Expected and observed clone size
The expected clone size is calculated by extrapolating the early growth rate until the age of sampling; having this we can calculate the ratio between expected and observed growth. The ratio between these quantities is then used as a measure of deceleration (details in the Supplementary Methods).
Growth ratio in phylogenetic data
The late growth rate is defined as the late growth rate defined in the previous section of the methods. The expected growth rate for the phylogenies is calculated as the growth coefficient for a sigmoidal regression that assumes a population size of 200,000 HSC as the carrying capacity. We then use the ratio between these quantities as a measure of deceleration (1 implies no deceleration; <1 implies deceleration).

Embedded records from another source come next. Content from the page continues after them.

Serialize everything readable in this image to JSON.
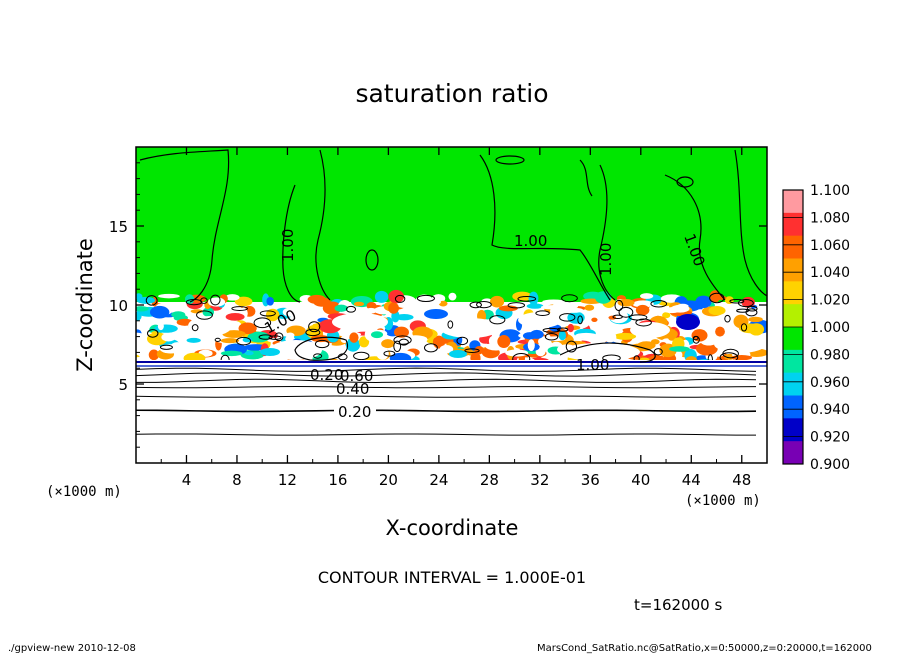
{
  "chart_data": {
    "type": "heatmap",
    "title": "saturation ratio",
    "xlabel": "X-coordinate",
    "ylabel": "Z-coordinate",
    "x_unit": "(×1000 m)",
    "y_unit": "(×1000 m)",
    "xlim": [
      0,
      50
    ],
    "ylim": [
      0,
      20
    ],
    "x_ticks": [
      4,
      8,
      12,
      16,
      20,
      24,
      28,
      32,
      36,
      40,
      44,
      48
    ],
    "y_ticks": [
      5,
      10,
      15
    ],
    "colorbar": {
      "levels": [
        "1.100",
        "1.080",
        "1.060",
        "1.040",
        "1.020",
        "1.000",
        "0.980",
        "0.960",
        "0.940",
        "0.920",
        "0.900"
      ],
      "colors": [
        "#ff9aa0",
        "#ff3030",
        "#ff6400",
        "#ffa000",
        "#ffd200",
        "#b4f000",
        "#00e600",
        "#00e6a0",
        "#00d2f0",
        "#0064ff",
        "#0000c8",
        "#7800b4"
      ]
    },
    "contour_labels": [
      "1.00",
      "1.00",
      "1.00",
      "1.00",
      "1.00",
      "1.00",
      "0.60",
      "0.40",
      "0.20",
      "0.20"
    ],
    "contour_interval": "CONTOUR INTERVAL = 1.000E-01",
    "time_label": "t=162000 s"
  },
  "footer": {
    "left": "./gpview-new  2010-12-08",
    "right": "MarsCond_SatRatio.nc@SatRatio,x=0:50000,z=0:20000,t=162000"
  },
  "colors": {
    "field_green": "#00e600",
    "background": "#ffffff",
    "contour": "#000000"
  }
}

Growth ratio in longitudinal data
The observed growth rate is defined as the growth rate inferred directly from the data. The minimal historical growth is the growth rate estimate obtained by restricting clone initiation to a time after conception (age at at onset > −1).

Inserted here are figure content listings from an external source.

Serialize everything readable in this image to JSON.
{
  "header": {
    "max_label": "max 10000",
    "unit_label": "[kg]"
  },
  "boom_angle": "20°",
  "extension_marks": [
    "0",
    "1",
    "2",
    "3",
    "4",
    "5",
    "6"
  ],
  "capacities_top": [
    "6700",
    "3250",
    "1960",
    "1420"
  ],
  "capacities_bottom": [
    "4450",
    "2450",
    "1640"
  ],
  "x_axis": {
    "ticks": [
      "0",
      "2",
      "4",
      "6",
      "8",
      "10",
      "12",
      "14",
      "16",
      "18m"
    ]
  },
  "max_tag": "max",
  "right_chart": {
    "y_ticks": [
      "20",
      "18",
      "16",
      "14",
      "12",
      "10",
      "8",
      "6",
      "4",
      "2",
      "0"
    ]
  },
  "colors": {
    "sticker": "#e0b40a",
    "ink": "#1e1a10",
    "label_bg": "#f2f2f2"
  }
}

Clonal haematopoiesis dynamics and malignant progression
To calculate the association between clonal haematopoiesis dynamics and AML we used the risk coefficients from our previous work in predicting the onset of AML5, which were calculated by fitting a Cox-proportional hazards model that calculated the risk of AML onset associated with each gene (agnostic of clone size) while controlling for age, sex and cohort, and estimate the coefficient of correlation between the expected value of the annual growth for the posterior distribution of each gene (considering gene, site and unknown-cause effects) and the AML progression risk.

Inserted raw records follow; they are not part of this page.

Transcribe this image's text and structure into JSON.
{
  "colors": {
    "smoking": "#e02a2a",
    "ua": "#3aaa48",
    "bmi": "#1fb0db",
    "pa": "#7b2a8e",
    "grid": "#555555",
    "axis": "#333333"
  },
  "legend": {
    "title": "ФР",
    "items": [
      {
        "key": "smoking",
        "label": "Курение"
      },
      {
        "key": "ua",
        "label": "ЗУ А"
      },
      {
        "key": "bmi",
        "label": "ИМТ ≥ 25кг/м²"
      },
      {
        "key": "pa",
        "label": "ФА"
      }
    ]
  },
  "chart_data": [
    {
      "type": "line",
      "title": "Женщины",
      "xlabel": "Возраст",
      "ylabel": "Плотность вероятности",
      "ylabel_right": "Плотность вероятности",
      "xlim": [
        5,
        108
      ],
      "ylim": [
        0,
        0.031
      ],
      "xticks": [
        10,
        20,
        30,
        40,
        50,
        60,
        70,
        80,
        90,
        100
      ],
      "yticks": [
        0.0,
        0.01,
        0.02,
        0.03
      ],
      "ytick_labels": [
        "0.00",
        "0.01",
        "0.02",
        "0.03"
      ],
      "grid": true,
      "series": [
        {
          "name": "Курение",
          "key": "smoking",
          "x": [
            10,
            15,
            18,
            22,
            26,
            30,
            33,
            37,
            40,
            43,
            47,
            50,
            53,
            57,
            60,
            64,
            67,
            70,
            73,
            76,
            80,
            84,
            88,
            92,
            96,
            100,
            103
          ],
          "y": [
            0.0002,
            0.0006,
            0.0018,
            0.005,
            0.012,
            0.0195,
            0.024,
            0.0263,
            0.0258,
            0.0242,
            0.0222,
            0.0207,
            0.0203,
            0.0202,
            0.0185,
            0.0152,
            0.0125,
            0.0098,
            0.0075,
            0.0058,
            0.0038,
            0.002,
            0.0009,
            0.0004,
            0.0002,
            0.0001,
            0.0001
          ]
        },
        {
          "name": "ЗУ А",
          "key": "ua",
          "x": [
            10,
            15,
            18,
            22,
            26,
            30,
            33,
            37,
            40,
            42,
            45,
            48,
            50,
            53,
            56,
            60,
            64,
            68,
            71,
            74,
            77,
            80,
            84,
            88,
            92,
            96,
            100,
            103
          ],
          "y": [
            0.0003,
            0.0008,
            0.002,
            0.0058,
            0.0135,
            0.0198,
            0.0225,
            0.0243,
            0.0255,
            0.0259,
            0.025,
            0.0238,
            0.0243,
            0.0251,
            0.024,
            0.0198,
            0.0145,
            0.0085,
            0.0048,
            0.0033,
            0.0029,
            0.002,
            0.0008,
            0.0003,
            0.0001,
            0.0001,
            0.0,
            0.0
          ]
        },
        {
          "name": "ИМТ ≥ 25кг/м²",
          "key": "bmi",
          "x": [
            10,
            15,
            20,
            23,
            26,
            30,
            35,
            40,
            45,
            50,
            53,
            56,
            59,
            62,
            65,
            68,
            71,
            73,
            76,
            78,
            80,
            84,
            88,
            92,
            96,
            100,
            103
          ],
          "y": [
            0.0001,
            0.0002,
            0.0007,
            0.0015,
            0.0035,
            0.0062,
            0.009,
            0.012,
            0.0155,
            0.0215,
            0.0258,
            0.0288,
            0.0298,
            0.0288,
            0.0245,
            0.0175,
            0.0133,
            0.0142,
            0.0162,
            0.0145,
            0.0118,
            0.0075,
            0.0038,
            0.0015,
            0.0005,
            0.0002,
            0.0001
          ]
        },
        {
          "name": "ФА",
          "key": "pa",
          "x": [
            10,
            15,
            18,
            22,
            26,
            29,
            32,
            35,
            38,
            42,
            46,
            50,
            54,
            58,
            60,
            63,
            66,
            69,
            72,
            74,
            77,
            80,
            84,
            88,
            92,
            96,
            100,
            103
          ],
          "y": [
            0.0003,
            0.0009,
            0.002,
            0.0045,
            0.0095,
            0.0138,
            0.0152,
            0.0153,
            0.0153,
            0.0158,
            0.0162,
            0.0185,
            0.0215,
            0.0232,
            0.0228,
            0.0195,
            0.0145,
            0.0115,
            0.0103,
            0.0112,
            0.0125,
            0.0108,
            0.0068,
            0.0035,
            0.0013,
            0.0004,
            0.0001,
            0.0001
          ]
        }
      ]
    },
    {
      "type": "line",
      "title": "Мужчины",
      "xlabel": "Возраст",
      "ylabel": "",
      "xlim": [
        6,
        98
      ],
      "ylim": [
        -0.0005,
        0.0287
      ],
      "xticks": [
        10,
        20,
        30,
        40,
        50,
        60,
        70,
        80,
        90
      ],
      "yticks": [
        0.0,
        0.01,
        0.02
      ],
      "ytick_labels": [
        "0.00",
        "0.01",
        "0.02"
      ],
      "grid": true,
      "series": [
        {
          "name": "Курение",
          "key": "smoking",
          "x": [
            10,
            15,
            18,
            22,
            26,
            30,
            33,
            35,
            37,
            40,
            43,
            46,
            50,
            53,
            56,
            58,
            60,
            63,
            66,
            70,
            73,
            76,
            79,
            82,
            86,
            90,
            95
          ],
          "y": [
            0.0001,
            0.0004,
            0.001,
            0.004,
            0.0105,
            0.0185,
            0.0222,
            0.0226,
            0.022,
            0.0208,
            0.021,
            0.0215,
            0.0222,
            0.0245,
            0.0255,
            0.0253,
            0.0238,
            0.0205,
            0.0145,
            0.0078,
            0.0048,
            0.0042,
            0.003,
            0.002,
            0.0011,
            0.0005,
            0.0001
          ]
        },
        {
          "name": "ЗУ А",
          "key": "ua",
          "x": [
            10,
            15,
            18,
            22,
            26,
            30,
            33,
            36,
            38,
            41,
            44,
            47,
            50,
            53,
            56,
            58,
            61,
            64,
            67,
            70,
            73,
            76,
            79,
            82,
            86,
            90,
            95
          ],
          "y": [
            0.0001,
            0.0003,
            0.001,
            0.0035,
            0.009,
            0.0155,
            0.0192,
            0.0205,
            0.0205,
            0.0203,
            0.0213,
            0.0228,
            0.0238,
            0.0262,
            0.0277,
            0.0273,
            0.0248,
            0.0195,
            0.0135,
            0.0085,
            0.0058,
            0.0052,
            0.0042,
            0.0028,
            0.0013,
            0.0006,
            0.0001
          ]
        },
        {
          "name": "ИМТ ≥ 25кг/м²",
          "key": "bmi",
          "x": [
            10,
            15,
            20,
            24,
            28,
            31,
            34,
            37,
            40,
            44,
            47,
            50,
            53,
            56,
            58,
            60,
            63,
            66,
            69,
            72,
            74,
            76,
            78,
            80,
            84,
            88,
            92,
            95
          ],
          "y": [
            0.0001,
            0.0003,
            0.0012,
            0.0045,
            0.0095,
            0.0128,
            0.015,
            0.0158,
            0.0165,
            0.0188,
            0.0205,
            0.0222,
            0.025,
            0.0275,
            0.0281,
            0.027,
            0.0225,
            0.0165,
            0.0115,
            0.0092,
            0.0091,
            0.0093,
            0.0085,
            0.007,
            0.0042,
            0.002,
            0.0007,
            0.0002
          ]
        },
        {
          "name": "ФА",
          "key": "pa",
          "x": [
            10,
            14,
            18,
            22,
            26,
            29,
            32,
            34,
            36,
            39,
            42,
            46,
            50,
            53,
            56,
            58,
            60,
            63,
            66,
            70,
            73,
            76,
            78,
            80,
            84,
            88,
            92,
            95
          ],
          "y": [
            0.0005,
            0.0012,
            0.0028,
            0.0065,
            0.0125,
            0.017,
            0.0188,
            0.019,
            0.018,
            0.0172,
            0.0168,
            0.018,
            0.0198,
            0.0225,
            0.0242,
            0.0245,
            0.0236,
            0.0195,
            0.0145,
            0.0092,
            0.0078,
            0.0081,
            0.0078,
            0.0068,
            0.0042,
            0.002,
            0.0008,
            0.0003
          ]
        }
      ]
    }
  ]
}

The association between clonal haematopoiesis dynamics and selection in MDS and AML use the dN/dS values calculated with dNdScv as previously described in the methods, using two distinct cohorts from previous studies41,42. dN/dS values were calculated for all hotspots and their coefficient of correlation with the expected value of the annual growth for the posterior distribution of each hotspot (also considering gene, site and unknown-cause effects) was calculated.
Statistical analyses
All statistical analyses were conducted using the R software63 – MCMC models were fitted using greta55 and hypothesis testing, generalized linear models and maximum likelihood fits were performed in base R.
Reporting summary
Further information on research design is available in the Nature Research Reporting Summary linked to this paper.